They say the wheels of justice grind slowly, but grind they do. Today Kirk Radomski, a former New York Mets clubhouse employee has admitted to providing dozens of current and former major league players with anabolic steroids, human growth hormone (HGH), and amphetamines.
Radomski has cut a deal with prosecutors to save himself from up to 25 years in jail and a half million dollars in fines for distributing controlled substances and money laundering.
Although it may appear that little progress has been made in investigations into baseball and steroids, you begin to see a pattern emerging.
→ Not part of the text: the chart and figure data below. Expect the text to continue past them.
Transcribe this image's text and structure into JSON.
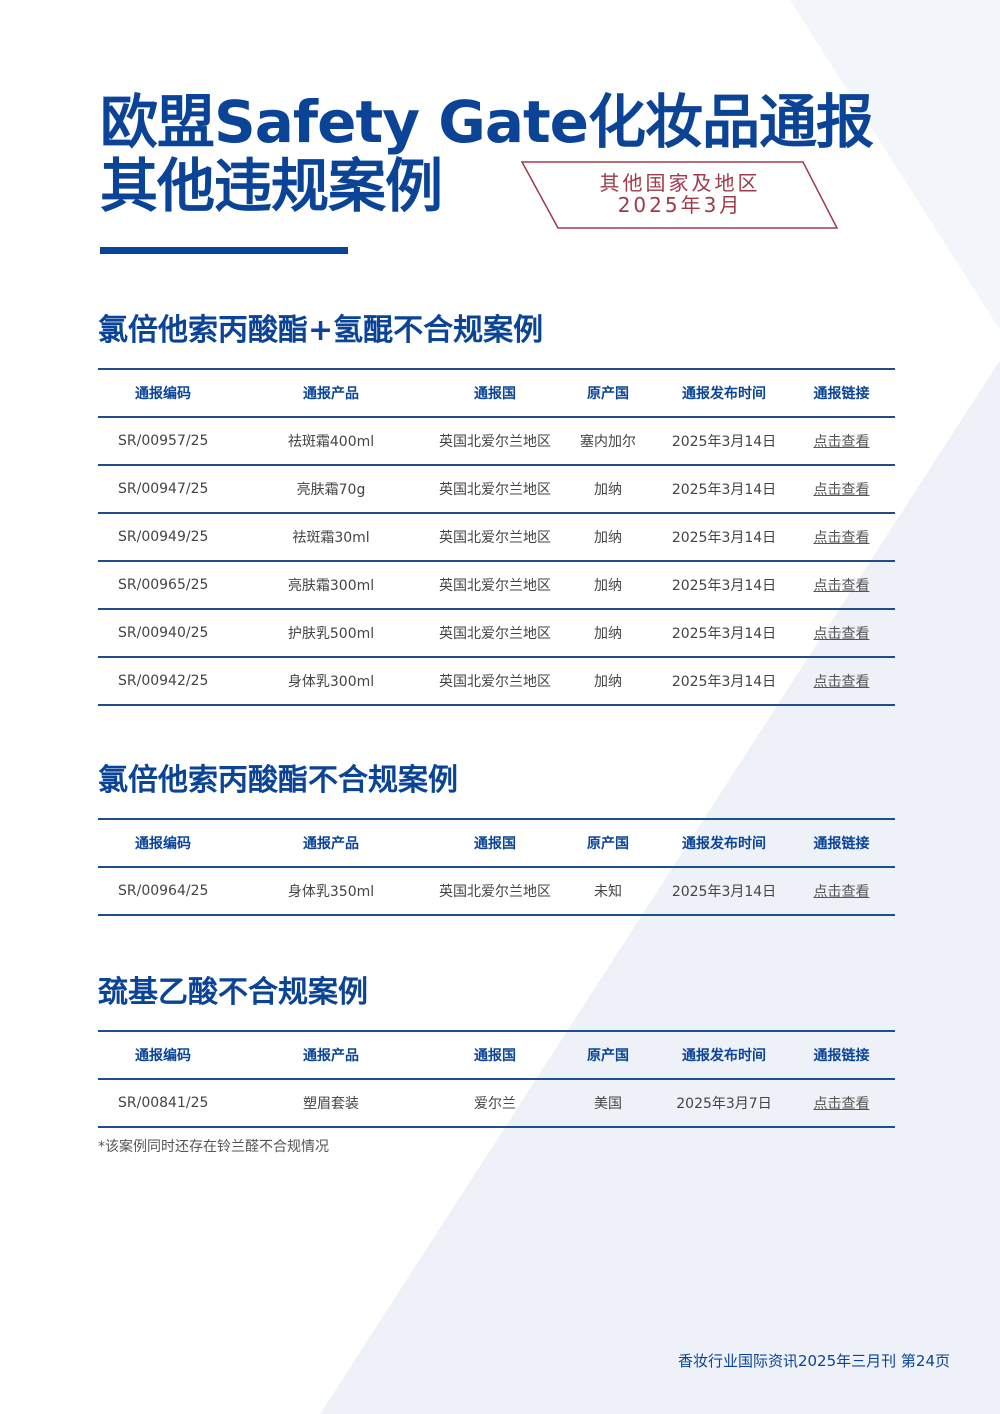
{
  "title": {
    "line1": "欧盟Safety Gate化妆品通报",
    "line2": "其他违规案例"
  },
  "badge": {
    "line1": "其他国家及地区",
    "line2": "2025年3月"
  },
  "columns": [
    "通报编码",
    "通报产品",
    "通报国",
    "原产国",
    "通报发布时间",
    "通报链接"
  ],
  "sections": [
    {
      "heading": "氯倍他索丙酸酯+氢醌不合规案例",
      "rows": [
        [
          "SR/00957/25",
          "祛斑霜400ml",
          "英国北爱尔兰地区",
          "塞内加尔",
          "2025年3月14日",
          "点击查看"
        ],
        [
          "SR/00947/25",
          "亮肤霜70g",
          "英国北爱尔兰地区",
          "加纳",
          "2025年3月14日",
          "点击查看"
        ],
        [
          "SR/00949/25",
          "祛斑霜30ml",
          "英国北爱尔兰地区",
          "加纳",
          "2025年3月14日",
          "点击查看"
        ],
        [
          "SR/00965/25",
          "亮肤霜300ml",
          "英国北爱尔兰地区",
          "加纳",
          "2025年3月14日",
          "点击查看"
        ],
        [
          "SR/00940/25",
          "护肤乳500ml",
          "英国北爱尔兰地区",
          "加纳",
          "2025年3月14日",
          "点击查看"
        ],
        [
          "SR/00942/25",
          "身体乳300ml",
          "英国北爱尔兰地区",
          "加纳",
          "2025年3月14日",
          "点击查看"
        ]
      ]
    },
    {
      "heading": "氯倍他索丙酸酯不合规案例",
      "rows": [
        [
          "SR/00964/25",
          "身体乳350ml",
          "英国北爱尔兰地区",
          "未知",
          "2025年3月14日",
          "点击查看"
        ]
      ]
    },
    {
      "heading": "巯基乙酸不合规案例",
      "rows": [
        [
          "SR/00841/25",
          "塑眉套装",
          "爱尔兰",
          "美国",
          "2025年3月7日",
          "点击查看"
        ]
      ]
    }
  ],
  "note": "*该案例同时还存在铃兰醛不合规情况",
  "footer": "香妆行业国际资讯2025年三月刊 第24页",
  "colors": {
    "primary": "#0b4497",
    "badge": "#a03a4b",
    "background_shape": "#eef2f8"
  }
}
It looks like the MLB investigation, lead by ex-senator George Mitchell, has been pushed to the sidelines because federal agents are in the process of rolling up distributors and users. Dominoes are falling now with some regularity.
The same prosecutors who got guilty pleas from the co-founder of Balco and from Barry Bonds personal trainer snared Radomski. After the Balco pleas they also moved against ex-Diamondbacks reliever Ross Grimsley, who is reported to have named names of players who used performance enhancing drugs. Now we have Radomski, who has pledged to cooperate in naming his clients.
There are some interesting items in the Radomski's plea agreement:
http://www.thesmokinggun.com/archive/years/2007/0427073roids1.html
His clients, unnamed, are from multiple teams and not just the Mets. Some he met, some he did business with by phone, some wrote him checks. It's safe to assume prosectors have those checks and phone records.
Then there is this. The focus of the investigation of Radomski appears to be two specific shipments to a client or clients in the Northern District of California Federal Court jurisdiction. In December of 2005 he sent two vials of decadurabolin and two vials of testosterone, both anabolic steroids, to a customer in San Jose, California. In January of that same year, he deposited a check he admits was payment for anabolic steroids from a customer who resides in the court's area of jurisdiction.
Where is the investigation headed? You have to figure that any number of Radomski's clients from his ten years with the Mets are going to be confronted with the same choice Ross Grimsley faced, which is cooperation or prosecution. And these persistent prosecutors seem to have their sights set not just on all the users who fall into their net, but one in particular.
It may be sunny where your team plays tomorrow, but clouds are starting to form over baseball. Clouds that look much closer today to bringing rain.